The Best Kinds Of Wood Mulch For Growing Mushrooms

Finding an edible wild mushroom peeking out of the earth is a thrill. However, with so many poisonous varieties growing in natural spaces, it's best to limit your thrill to raising them at home. Being certain that you're starting with a safe strain eliminates risk and focuses the fun on encouraging the mushrooms to appear. Growing mushrooms at home is becoming more popular by the day, whether it's outside on a pile of woodchips or inside using this secret ingredient that will help you grow them at home. Indoor or out, wood mulches, like hardwood chips or sawdust, are versatile homes for your hopeful spores.

With light, humidity, temperatures, and growing medium all playing a role in whether your shiitakes will appear, sourcing the best wood mulch to grow your spores in will increase your chances of securing a fruitful harvest. Among the easiest methods for growing mushrooms is doing so in beds outdoors, and most wood-loving 'shrooms take beautifully to hardwood mulch. However, sawdust is a plentiful resource to layer into wood chip beds for growing some mushrooms. What's more, utilizing sawdust blocks may be the perfect method for bringing your mushroom garden indoors.

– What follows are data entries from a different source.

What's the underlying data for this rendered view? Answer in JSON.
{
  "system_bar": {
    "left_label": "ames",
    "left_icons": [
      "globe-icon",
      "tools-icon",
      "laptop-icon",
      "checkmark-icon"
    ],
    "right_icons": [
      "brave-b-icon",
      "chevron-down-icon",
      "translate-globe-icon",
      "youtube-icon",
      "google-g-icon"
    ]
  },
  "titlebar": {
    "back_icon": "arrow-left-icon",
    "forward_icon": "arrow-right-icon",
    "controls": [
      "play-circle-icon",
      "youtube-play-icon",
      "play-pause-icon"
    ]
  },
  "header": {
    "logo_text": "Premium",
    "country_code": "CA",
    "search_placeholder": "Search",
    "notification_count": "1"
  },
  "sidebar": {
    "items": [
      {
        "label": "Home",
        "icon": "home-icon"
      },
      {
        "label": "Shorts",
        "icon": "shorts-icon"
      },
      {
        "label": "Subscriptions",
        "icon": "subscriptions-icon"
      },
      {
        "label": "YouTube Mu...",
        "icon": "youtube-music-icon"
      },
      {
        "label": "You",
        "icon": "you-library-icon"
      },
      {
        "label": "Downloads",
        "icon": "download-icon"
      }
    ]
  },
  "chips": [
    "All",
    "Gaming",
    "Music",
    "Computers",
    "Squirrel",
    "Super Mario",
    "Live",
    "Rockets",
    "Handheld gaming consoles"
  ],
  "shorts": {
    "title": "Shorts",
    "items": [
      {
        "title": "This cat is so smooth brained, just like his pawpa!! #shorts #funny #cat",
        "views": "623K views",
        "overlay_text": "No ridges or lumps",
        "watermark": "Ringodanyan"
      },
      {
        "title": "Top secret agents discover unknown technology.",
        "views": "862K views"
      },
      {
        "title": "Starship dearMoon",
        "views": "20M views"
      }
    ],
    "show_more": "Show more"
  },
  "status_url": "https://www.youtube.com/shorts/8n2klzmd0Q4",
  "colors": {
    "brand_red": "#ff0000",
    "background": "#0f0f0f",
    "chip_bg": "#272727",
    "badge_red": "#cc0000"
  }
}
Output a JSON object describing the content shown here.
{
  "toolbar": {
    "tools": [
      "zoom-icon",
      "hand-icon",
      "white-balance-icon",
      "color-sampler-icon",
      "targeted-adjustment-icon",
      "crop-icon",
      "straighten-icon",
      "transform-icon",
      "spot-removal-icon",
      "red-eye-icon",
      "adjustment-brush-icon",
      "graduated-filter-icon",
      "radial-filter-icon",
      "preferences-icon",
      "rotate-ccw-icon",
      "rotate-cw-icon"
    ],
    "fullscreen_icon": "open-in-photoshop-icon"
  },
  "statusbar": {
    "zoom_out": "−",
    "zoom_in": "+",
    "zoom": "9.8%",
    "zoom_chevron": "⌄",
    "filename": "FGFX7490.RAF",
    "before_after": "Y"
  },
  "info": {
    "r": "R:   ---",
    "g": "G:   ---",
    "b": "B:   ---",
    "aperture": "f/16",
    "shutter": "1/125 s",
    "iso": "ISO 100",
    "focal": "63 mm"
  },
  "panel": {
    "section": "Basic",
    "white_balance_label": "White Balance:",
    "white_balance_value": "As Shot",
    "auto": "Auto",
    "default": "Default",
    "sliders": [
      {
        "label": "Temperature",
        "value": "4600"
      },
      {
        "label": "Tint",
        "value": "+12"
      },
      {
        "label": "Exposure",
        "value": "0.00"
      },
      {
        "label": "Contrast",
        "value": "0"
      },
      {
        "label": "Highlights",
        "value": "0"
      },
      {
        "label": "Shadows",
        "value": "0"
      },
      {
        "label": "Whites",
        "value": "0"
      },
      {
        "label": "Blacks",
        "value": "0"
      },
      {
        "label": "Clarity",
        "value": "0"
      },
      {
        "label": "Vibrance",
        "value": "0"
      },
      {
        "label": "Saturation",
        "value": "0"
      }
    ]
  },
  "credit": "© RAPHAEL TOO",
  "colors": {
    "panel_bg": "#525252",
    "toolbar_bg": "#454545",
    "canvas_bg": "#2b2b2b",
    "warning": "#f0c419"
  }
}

Hardwood chips are tops for outdoor growing

Wood chip mulches tend to be the go-to for growing mushrooms in outdoor beds, and fresh chips are ideal–since they will be less likely to house other fungi that will compete with your crop for nutrients. Made up of layered hardwood chips and spores, a shaded outdoor mushroom bed is a low-maintenance way to grow high-reward fungi, including ones that are often costly or hard to find in grocery stores.

The most prized mushrooms are snobs for hardwood, and wine caps and shiitakes are some of the easiest varieties that take to the hardwood chips. Wine caps, tasty giants with caps that can grow as large as dinner plates, do best on poplar and aspen chips, preferably from healthy, live trees or branches that were cut within a few weeks. Flavorful and meaty shiitakes are considered easy to cultivate too. Although they're usually grown on logs, they will also flourish in oak wood chips. If you have limited yard space, hardwood-loving spores can grow heartily in the shade of flowers in ornamental plots. While there are pros and cons of using wood bark as mulch in the garden, a layer of hardwood bark in your flower bed will give it double duty as a spot for growing mushrooms.

Make use of sawdust

Whether from hardwoods or softwoods like conifers, sawdust makes a simple and cheap breeding ground for many delectable mushrooms. When home growers purchase spores, called 'spawn,' they are mixed with hardwood sawdust before being layered with other materials in a bed. Many mushroom varieties do well with a bit of sawdust mixed into their beds–beyond just what their spawn came in. You can buy growing medium mixes that contain the perfect ratios of ingredients for optimal results. While hardwoods are the top choice for wine caps, they also appreciate a mix that includes no more than 50% pine sawdust. You can get sawdust from local sawmills, but make sure it only comes from wood that hasn't been chemically treated for your safety.

Once the cooler seasons set in, sawdust blocks allow you to continue growing indoors. These bricks of wood particles, also called supplemented sawdust blocks, contain organic materials that give a nutrient boost to your crop. They don't take up much space, and when used for indoor growing, your mushrooms are less likely to come into contact with contaminants while feasting on the healthy mix of sawdust and nitrogen-rich material. Beech mushrooms, among 15 mushroom varieties you can grow at home, are a prime option for indoor growing on sawdust.